Seydoux spielt in „ One Fine Morning “ Sandra Kienzler, eine professionelle Übersetzerin und alleinerziehende Mutter, die den größten Teil ihres Tages damit verbringt, sich um ihren älteren Vater Georg (Pascal Greggory) zu sorgen und sich um ihn zu kümmern, der durch eine neurodegenerative Krankheit verkrüppelt und ausgeraubt wurde ihn von seinem Sehvermögen und seinen kognitiven Fähigkeiten. Als sie in One Fine Morning vorgestellt wird, hat sich Sandra bereits daran gewöhnt, ihre ganze Aufmerksamkeit zwischen Georg und ihrer Tochter Linn (Camille Leban Martins) aufzuteilen. Ihre Fähigkeit, mit so vielen Verantwortlichkeiten gleichzeitig zu jonglieren, macht Sandra zu einem natürlichen Thema für Hansen-Løve, eine Filmemacherin, die seit langem von Frauen fasziniert ist, die in der Lage sind, ihre Kämpfe mit sich zu tragen, ohne jemals auseinanderzubrechen.

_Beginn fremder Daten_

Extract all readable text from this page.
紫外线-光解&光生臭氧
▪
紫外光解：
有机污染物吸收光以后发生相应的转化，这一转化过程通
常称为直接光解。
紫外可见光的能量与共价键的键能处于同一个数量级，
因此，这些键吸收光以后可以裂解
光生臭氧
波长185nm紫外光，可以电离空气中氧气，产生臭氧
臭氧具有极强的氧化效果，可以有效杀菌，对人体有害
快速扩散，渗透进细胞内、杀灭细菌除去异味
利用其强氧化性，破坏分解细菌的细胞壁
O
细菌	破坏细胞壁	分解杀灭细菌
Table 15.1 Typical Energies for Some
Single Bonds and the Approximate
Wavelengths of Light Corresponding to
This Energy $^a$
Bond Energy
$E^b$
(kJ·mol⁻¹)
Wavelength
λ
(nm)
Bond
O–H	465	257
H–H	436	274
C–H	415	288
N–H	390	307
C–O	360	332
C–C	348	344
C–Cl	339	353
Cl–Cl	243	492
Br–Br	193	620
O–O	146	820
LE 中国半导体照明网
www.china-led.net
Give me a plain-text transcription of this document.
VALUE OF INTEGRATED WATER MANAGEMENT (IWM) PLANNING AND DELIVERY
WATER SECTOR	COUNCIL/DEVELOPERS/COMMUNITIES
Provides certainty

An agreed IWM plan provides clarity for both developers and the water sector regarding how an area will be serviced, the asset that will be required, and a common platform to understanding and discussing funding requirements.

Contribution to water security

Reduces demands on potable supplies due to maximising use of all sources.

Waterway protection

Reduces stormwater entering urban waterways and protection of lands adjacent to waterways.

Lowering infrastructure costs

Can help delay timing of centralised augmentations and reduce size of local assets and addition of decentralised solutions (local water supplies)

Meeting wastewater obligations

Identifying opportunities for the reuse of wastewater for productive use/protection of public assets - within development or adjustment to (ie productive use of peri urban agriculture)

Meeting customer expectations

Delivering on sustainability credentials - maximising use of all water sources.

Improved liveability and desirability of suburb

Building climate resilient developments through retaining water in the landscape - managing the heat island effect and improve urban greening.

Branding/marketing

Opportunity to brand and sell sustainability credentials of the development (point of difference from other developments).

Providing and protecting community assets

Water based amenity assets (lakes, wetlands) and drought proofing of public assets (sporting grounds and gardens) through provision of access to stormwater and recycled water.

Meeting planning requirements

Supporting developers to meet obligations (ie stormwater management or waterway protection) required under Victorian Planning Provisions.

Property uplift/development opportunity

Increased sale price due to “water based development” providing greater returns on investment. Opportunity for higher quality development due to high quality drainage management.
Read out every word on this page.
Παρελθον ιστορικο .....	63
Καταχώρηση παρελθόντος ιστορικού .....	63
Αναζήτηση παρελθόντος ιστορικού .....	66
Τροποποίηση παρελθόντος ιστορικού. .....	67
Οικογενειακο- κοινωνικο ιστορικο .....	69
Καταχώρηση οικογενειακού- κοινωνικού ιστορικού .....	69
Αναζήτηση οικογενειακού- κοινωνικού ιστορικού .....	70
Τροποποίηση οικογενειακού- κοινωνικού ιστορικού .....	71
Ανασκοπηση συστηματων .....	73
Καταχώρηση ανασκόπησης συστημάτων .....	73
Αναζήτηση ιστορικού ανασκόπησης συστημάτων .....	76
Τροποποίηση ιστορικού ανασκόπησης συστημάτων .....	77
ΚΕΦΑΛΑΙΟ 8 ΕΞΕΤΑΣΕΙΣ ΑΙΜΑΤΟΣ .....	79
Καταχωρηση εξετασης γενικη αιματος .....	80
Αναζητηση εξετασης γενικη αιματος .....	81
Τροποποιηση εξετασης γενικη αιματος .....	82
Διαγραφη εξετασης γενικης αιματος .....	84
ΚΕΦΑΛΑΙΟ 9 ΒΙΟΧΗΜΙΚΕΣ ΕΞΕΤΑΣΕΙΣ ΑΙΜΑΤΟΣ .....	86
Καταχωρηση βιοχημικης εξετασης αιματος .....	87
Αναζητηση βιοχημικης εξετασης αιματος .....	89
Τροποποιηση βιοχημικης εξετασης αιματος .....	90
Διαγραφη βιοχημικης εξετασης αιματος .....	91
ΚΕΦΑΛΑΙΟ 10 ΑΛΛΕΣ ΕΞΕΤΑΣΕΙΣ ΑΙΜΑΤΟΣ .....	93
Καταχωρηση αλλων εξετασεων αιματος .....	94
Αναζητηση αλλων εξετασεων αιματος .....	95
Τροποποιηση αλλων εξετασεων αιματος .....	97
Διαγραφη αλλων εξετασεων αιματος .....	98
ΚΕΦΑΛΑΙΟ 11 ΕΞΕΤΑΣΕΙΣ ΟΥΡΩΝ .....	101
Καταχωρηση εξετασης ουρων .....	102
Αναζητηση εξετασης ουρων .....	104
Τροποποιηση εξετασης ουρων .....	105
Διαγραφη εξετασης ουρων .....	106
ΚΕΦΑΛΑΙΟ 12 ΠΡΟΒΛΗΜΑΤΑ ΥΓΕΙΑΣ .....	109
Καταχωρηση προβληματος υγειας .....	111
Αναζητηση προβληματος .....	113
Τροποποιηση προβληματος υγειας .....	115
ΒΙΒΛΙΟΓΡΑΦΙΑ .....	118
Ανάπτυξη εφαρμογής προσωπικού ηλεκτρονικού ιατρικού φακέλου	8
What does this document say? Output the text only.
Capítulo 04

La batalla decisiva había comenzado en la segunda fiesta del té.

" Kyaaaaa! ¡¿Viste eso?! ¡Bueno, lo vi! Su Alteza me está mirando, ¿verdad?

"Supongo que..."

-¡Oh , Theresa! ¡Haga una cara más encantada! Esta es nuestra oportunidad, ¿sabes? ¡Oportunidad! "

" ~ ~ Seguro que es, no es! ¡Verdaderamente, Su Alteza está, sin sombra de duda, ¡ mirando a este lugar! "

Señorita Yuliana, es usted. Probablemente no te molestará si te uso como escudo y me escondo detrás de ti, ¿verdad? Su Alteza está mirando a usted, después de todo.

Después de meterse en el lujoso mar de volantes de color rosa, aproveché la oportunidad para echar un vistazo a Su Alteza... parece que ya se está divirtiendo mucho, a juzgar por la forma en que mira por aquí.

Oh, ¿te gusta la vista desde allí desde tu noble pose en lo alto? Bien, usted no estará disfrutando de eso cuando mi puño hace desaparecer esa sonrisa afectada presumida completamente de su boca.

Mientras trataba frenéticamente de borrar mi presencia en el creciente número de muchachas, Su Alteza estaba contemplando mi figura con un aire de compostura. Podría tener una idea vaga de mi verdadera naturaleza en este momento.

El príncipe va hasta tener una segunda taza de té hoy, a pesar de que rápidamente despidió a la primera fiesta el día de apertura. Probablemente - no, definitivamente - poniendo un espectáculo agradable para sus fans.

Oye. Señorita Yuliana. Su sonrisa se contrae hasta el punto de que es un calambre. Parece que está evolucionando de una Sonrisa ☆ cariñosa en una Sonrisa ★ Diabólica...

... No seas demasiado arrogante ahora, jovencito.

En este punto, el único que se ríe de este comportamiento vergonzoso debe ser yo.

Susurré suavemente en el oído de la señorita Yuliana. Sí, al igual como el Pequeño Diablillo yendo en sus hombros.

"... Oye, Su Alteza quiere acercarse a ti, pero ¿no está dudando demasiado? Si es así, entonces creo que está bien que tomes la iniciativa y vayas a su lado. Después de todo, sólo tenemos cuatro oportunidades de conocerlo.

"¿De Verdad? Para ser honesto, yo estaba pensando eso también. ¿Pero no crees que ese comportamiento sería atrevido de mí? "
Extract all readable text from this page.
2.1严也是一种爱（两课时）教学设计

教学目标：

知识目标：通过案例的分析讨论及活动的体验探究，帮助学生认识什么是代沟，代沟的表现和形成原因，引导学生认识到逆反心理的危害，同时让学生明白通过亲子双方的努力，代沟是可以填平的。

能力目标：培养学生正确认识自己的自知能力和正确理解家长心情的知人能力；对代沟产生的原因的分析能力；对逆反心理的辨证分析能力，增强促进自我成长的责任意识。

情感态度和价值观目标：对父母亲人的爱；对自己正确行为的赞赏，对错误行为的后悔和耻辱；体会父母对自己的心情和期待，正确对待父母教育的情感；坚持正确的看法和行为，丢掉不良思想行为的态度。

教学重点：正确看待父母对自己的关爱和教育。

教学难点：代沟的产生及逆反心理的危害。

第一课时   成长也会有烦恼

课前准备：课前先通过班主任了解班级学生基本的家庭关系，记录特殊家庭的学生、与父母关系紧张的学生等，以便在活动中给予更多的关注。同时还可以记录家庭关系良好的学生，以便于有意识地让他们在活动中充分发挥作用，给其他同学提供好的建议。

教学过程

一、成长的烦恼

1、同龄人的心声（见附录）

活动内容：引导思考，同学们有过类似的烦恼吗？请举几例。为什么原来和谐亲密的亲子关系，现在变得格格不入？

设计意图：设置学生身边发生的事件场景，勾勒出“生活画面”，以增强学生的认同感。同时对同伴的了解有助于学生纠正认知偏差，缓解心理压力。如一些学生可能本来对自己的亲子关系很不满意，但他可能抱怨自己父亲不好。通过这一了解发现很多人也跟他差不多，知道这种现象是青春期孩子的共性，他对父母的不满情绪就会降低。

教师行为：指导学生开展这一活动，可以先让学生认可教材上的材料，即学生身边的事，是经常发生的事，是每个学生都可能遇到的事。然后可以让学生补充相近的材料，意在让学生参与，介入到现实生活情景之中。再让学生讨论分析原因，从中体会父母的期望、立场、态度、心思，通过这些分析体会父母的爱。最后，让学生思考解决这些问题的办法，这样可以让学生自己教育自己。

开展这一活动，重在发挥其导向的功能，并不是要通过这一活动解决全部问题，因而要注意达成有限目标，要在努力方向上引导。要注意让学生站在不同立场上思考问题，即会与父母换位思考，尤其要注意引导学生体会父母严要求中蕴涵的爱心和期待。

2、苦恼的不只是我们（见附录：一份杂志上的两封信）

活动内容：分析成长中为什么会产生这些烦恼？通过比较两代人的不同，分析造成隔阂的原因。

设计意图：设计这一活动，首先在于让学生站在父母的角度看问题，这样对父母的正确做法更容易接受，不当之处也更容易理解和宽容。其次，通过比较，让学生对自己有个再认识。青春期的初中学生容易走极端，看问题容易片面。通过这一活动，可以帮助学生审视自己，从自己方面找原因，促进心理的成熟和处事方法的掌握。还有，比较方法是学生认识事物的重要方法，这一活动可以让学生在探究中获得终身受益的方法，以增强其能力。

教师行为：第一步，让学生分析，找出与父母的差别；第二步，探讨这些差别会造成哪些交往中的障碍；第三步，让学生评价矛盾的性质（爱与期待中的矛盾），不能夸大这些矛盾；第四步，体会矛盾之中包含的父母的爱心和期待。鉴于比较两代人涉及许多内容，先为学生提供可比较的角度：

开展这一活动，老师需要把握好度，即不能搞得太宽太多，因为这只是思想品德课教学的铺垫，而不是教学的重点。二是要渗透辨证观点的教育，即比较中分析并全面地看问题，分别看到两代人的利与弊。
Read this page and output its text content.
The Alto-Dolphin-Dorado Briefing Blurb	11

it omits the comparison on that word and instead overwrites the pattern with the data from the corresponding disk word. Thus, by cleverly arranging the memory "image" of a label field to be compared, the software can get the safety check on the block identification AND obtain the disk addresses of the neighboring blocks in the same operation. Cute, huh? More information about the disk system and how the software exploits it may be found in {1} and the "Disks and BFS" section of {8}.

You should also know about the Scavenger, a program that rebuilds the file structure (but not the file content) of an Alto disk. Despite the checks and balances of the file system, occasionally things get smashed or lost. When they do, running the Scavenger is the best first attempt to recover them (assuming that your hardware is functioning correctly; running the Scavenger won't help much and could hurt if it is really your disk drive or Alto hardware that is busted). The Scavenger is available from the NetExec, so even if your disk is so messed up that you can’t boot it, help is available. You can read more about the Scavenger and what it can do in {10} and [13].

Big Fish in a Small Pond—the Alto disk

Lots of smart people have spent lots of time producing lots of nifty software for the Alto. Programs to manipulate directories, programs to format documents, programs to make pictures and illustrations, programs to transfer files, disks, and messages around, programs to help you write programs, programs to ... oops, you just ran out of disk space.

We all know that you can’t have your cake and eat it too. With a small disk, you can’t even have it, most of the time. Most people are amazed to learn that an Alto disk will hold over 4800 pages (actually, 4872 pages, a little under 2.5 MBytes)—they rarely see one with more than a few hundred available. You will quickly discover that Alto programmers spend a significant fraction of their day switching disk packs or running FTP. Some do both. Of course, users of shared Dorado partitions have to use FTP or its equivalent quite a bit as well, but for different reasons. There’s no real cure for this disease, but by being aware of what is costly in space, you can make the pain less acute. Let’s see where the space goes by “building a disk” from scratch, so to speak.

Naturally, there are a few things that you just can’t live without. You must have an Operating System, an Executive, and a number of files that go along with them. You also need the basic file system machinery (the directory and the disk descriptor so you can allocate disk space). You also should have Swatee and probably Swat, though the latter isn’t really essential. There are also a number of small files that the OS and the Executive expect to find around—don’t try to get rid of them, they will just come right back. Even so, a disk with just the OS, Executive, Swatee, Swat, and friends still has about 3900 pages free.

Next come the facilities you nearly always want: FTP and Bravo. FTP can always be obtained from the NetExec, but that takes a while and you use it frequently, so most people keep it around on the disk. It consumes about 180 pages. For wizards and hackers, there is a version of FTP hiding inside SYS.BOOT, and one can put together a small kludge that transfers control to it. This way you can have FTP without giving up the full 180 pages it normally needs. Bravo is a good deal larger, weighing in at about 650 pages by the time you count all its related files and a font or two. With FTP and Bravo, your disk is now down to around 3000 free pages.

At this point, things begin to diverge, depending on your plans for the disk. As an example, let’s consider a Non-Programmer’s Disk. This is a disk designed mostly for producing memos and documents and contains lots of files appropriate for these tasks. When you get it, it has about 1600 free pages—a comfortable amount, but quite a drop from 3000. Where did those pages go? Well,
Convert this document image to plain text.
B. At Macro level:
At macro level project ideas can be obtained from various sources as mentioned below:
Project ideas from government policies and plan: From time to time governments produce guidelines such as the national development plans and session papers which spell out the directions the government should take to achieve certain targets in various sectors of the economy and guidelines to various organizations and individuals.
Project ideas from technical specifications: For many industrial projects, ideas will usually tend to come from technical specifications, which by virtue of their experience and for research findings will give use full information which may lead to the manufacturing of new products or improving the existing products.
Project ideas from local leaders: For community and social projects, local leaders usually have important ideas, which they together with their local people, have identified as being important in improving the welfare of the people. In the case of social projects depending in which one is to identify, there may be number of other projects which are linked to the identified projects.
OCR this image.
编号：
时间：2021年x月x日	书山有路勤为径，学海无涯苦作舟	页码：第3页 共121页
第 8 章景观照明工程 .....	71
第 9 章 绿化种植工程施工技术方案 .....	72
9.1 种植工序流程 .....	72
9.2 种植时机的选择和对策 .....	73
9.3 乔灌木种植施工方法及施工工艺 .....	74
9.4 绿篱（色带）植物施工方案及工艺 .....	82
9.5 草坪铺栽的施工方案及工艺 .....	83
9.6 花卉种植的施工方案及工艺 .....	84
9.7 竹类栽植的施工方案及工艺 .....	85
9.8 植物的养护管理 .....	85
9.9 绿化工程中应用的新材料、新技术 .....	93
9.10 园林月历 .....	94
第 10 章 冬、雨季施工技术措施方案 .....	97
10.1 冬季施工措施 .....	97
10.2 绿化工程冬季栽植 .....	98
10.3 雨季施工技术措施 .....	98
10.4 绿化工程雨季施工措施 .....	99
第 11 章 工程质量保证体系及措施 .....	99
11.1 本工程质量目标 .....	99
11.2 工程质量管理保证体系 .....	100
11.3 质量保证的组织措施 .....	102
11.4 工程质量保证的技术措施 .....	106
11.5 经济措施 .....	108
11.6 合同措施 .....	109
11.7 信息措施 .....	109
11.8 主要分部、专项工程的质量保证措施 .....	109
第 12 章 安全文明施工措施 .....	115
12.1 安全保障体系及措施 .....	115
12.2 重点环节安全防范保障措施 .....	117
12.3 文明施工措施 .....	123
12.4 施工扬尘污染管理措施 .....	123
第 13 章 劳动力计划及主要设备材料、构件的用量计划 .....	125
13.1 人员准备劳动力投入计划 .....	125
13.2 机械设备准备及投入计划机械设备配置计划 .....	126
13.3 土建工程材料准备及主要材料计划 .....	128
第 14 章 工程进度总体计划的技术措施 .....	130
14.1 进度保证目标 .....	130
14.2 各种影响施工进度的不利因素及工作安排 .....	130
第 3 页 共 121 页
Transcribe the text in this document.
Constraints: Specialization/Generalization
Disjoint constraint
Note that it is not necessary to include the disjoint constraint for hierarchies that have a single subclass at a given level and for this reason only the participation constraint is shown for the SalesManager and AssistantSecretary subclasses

Natürlich steckt mehr in Sandras Leben, als sie zugeben will. Seydoux' Darbietung, in Verbindung mit Hansen-Løves Drehbuch, spielt auf zarte Weise an – und spricht gelegentlich geradeheraus – den emotionalen Aufruhr an, der unter Sandras jedem wachen Moment lauert. In One Fine Morning wird Sandra von Seydoux als Frau dargestellt, die nicht nur Stabilität, sondern auch Ablenkung braucht. Sie findet viel von letzterem, wenn auch nicht unbedingt viel von ersterem, in einer Affäre, die sie spontan mit einem alten verheirateten Freund, Clément (Melvil Poupaud), beginnt.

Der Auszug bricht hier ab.